Again the move was two-pronged, registering Iran’s anger at the killing of its top nuclear scientist, Mohsen Fakhrizadeh. 

The actual implementation of the nuclear enrichment is questionable. Ali-Akbar Salehi, the head of Iran’s Nuclear Energy Organisation said on Tuesday that Iran was prepared to increase “the production of yellow cake to 35-40 tonnes over the year”. Yet he said in another interview last month quoted by National Iranian American Council (NIAC), that Iran does not have the necessary funds for enrichment. 

Salehi whose politics oscillates between the hardliners and  president Rouhani criticised the parliament and the Guardian Council for approving the bill without allocating the funds. 

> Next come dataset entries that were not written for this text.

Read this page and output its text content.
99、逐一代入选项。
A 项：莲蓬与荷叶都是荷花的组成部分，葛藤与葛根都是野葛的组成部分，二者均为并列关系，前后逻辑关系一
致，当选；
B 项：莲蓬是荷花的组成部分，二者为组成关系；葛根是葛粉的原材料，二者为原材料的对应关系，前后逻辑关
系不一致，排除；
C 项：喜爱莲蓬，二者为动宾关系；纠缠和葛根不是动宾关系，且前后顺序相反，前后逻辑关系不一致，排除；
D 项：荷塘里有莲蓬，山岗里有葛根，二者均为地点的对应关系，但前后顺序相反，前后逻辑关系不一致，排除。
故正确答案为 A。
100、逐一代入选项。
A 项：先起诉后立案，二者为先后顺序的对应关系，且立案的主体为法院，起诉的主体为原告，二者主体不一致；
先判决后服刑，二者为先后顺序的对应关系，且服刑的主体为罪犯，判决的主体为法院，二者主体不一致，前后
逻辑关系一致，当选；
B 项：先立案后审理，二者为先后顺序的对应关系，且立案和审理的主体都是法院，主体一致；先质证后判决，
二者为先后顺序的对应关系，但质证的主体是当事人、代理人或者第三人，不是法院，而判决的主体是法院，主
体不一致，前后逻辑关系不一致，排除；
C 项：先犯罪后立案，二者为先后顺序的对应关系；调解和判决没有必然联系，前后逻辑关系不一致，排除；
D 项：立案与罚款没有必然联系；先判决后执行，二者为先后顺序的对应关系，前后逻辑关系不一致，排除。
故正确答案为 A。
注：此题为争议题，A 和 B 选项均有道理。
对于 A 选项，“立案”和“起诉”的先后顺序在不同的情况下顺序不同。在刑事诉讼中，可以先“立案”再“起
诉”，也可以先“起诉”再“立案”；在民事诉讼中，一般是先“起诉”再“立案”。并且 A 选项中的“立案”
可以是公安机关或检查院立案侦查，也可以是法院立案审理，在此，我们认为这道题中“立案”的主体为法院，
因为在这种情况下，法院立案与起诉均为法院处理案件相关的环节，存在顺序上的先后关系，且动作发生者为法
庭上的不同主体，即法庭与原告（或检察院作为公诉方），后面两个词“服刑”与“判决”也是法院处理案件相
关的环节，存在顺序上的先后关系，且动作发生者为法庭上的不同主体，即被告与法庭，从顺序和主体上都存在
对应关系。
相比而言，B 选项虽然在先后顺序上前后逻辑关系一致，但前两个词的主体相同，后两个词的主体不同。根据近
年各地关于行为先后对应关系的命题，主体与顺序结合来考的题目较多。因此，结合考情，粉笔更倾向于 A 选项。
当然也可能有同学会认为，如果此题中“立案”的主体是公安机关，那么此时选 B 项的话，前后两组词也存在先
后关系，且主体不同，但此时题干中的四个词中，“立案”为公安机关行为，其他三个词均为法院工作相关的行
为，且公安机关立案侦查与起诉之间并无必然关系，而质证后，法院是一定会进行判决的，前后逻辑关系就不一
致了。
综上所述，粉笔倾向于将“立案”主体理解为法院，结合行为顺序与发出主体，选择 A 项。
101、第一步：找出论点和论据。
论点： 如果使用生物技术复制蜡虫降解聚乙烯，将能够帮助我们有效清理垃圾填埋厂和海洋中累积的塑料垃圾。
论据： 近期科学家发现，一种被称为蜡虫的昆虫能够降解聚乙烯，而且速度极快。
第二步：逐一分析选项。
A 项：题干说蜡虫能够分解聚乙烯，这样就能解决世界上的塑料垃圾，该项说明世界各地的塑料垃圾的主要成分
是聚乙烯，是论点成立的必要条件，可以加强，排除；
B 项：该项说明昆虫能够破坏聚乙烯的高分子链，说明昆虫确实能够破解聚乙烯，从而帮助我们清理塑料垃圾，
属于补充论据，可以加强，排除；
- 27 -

“For example, they say build 1,000 IR-6 centrifuges. We have this capability. We will build them. But they didn’t say with what money,” Salehi said.

Perhaps for those reasons Foreign Minister Javad Zarif clarified the position by saying the measures “would be fully reversible once there was full compliance by all” JCPOA signatories. 

President Trump’s forsaking of JCPOA in 2018 lies at the heart of this reversal of Iran to its absolutist position of 2006 when the former president, Mahmoud Ahmadinejad, forged ahead with the country’s nuclear project and then in 2013  when he boasted about Iran’s yellow cake.

Iran might have been a very different place if all signatories of the JCPOA had played their part. It is now an uphill task for the incoming Biden administration to untangle this intricate web of assassinations, threats and counter-terrors.